## Radar Charts: Performance Comparison Across Benchmarks and Domains
### Overview
Two radar charts compare the performance of five AI models across different benchmarks (left) and academic domains (right). The charts use color-coded lines to represent models, with SwS-32B (red) consistently outperforming others in most categories.
### Components/Axes
**Legend (Top-Left of Both Charts):**
- Qwen2.5-32B (Gray dashed)
- Qwen2.5-32B-IT (Blue dashed)
- ORZ-32B (Orange dashed)
- SimpleRL-32B (Green dashed)
- Baseline-32B (Purple dashed)
- SwS-32B (Red solid)
**Chart (a) - Performance across Benchmarks:**
- **Axes (Clockwise from Top):**
1. GSM8K (96.3)
2. MATH (89.4)
3. AIME@32 (31.2)
4. AMC23 (90.0)
5. GaoKao 2023 (80.3)
6. Olympiad Bench (60.5)
7. Minerva Math (47.1)
**Chart (b) - Performance across Domains:**
- **Axes (Clockwise from Top):**
1. Prealgebra (96.3)
2. Intermediate Algebra (84.1)
3. Number Theory (66.5)
4. Precalculus (72.3)
5. Counting & Probability (57.1)
6. Geometry (60.8)
7. Algebra (76.6)
### Detailed Analysis
**Chart (a) Trends:**
- SwS-32B (Red) dominates all benchmarks, peaking at 96.3 (GSM8K) and maintaining >80% in 5/7 categories.
- Qwen2.5-32B-IT (Blue) shows strong performance in MATH (89.4) but struggles in Minerva Math (47.1).
- Baseline-32B (Purple) has the lowest scores, with 31.2 (AIME@32) and 60.5 (Olympiad Bench).
- ORZ-32B (Orange) and SimpleRL-32B (Green) show mid-tier performance, with ORZ-32B excelling in AMC23 (90.0).
**Chart (b) Trends:**
- SwS-32B maintains dominance, with 96.3 (Prealgebra) and 84.1 (Intermediate Algebra).
- Qwen2.5-32B-IT (Blue) performs best in Number Theory (66.5) but weakest in Geometry (60.8).
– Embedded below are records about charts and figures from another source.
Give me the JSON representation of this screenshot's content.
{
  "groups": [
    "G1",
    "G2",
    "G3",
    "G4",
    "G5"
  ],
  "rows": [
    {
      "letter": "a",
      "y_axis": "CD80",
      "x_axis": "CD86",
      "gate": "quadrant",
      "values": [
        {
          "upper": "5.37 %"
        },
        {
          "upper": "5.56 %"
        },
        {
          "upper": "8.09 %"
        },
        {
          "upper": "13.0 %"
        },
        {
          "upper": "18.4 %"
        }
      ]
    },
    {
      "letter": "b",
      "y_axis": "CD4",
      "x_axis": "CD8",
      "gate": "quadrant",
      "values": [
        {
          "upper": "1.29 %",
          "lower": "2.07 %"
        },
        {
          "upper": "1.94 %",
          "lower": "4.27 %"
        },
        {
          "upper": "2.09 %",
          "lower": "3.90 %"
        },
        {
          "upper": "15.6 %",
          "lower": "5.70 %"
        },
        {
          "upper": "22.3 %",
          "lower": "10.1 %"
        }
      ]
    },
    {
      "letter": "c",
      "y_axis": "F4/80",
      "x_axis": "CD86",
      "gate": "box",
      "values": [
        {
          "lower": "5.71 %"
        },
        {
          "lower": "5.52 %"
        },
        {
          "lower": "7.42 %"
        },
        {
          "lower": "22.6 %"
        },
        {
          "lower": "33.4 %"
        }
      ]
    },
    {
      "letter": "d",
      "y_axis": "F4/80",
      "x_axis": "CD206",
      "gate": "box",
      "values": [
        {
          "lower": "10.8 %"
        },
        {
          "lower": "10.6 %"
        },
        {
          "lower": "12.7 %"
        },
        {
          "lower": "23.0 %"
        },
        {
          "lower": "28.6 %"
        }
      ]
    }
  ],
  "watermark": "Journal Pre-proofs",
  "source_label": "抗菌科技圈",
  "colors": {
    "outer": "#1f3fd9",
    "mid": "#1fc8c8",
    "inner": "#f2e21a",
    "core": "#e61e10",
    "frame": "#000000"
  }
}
- Baseline-32B (Purple) scores lowest in Counting & Probability (57.1) and Geometry (60.8).
- ORZ-32B (Orange) shows consistent mid-range performance (72.3-84.1).
### Key Observations
1. **SwS-32B Superiority:** Red line consistently leads in both charts, suggesting it's optimized for these tasks.
2. **Qwen2.5-32B-IT Variability:** Blue line shows high variance (e.g., 89.4 in MATH vs. 47.1 in Minerva Math).
3. **Baseline-32B Weakness:** Purple line underperforms across all categories, indicating fundamental limitations.
4. **Domain-Specific Gaps:** Minerva Math (47.1) and Geometry (60.8) are weak points for most models.
### Interpretation
The data reveals SwS-32B as the most robust model across both benchmarks and academic domains, likely due to specialized training. Qwen2.5-32B-IT's performance suggests it excels in specific areas (e.g., MATH) but lacks generalization. The Baseline-32B's poor results highlight the importance of architectural complexity. Notably, Minerva Math and Geometry represent systemic challenges for current models, possibly due to insufficient training data or task complexity. These insights could guide targeted model improvements or domain-specific adaptations.